27 août 1914

Ma chère Maman,

Au milieu du gâchis où pataugent la France et les Français, je viens d’apprendre une bonne nouvelle, c’est qu’on mobilise les capitaines au long cours pour la frontière. Je ne sais pas combien de temps nous resterons à Buenos Aires, malgré notre bonne volonté il n’est pas possible de rentrer en France mais je pense que rien n’est perdu pour attendre et qu’il y en aura pour tout le monde. Il est évident que mon cas de réforme ne comptera pas, et s’il comptait je m’empresserais de réclamer, je ne suis pas malade et je sais que tu serais la première à m’approuver, qu’importe maintenant, on aura toujours le temps après la guerre de compter les morts, c’est eux qui ont le beau rôle. Chez tous les Français que je connais je ne trouve pas d’enthousiasme mais mieux que cela, la ferme volonté de faire son devoir de Français ; c’est bien la première fois de ma vie que je n’ai pas ce mot de devoir en horreur, tu peux donc être tranquille, quoi qu’il arrive tu n’auras pas à rougir de moi. Je me demande souvent ce que sont devenus Joseph et Robert, je ne les plains pas, j’aimerais bien être avec eux, maintenant que la France donne le maximum de son effort. Je suis toujours commissaire sur la Provence et bon à rien par conséquent. Rester ainsi inactif quand on pourrait mieux faire est une sensation pénible. Ici les télégrammes sont tantôt favorables, tantôt contraires aux Français, c’est dire que personne ne sait rien. L’Argentine a des tendances allemandes. Le Brésil au contraire. Mais on peut être sûr qu’ils se rangeront du côté du plus fort.
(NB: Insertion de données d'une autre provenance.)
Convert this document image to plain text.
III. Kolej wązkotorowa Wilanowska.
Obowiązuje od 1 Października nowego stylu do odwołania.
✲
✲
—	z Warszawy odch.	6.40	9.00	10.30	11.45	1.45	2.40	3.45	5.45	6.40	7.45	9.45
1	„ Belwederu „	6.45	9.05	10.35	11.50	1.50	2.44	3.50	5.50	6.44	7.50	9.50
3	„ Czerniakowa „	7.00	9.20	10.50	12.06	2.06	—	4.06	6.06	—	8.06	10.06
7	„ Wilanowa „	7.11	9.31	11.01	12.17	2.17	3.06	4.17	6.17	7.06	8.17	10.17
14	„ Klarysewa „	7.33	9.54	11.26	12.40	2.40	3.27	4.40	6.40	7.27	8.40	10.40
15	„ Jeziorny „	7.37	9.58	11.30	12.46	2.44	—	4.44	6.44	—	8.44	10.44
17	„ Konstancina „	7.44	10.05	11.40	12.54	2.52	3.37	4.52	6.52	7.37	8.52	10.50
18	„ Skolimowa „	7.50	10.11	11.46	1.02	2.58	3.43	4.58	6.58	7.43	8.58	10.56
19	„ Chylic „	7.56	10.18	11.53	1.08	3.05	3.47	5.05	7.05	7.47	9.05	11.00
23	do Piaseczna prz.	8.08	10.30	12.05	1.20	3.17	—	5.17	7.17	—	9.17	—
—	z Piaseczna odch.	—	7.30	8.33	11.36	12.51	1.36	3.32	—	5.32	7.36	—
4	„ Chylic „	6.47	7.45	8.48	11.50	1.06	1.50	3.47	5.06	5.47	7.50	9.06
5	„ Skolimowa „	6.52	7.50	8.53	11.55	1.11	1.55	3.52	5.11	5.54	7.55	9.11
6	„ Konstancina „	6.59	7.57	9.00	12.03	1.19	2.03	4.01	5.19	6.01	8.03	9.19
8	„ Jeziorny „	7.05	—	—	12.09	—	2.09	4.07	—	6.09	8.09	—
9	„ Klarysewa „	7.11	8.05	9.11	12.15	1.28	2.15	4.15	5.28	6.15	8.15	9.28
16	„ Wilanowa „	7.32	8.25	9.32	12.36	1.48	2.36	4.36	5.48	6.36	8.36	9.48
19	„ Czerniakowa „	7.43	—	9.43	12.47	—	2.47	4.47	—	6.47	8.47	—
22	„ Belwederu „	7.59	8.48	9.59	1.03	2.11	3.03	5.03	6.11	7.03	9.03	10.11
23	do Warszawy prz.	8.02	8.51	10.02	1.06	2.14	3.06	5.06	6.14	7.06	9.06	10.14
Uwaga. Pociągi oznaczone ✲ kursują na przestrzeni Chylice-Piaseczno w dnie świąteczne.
Tu sais qu’Alice a eu un accident, c’était prévu. Il aurait pu arriver pire, je crois qu’elle est bien maintenant. Les dernières nouvelles que j’en ai datent du 29 juillet. Elle a assez d’argent, mais quant à l’avenir je n’en sais rien, car il est probable que les actions ont beaucoup baissé. En partant de Buenos Aires, nous pouvons être ramassés par un croiseur allemand, il y en a sur la côte de l’Amérique du sud. Ce serait vraiment une malchance, mais c’est possible quoi qu’il y ait pas mal de marins anglais qui les cherchent. Enfin si je ne reviens pas en France, comme je sais que tu t’occuperas d’elle, je suis tranquille.

Là-dessus en attendant les grandes victoires que nous espérons toujours, je t’embrasse de tout coeur.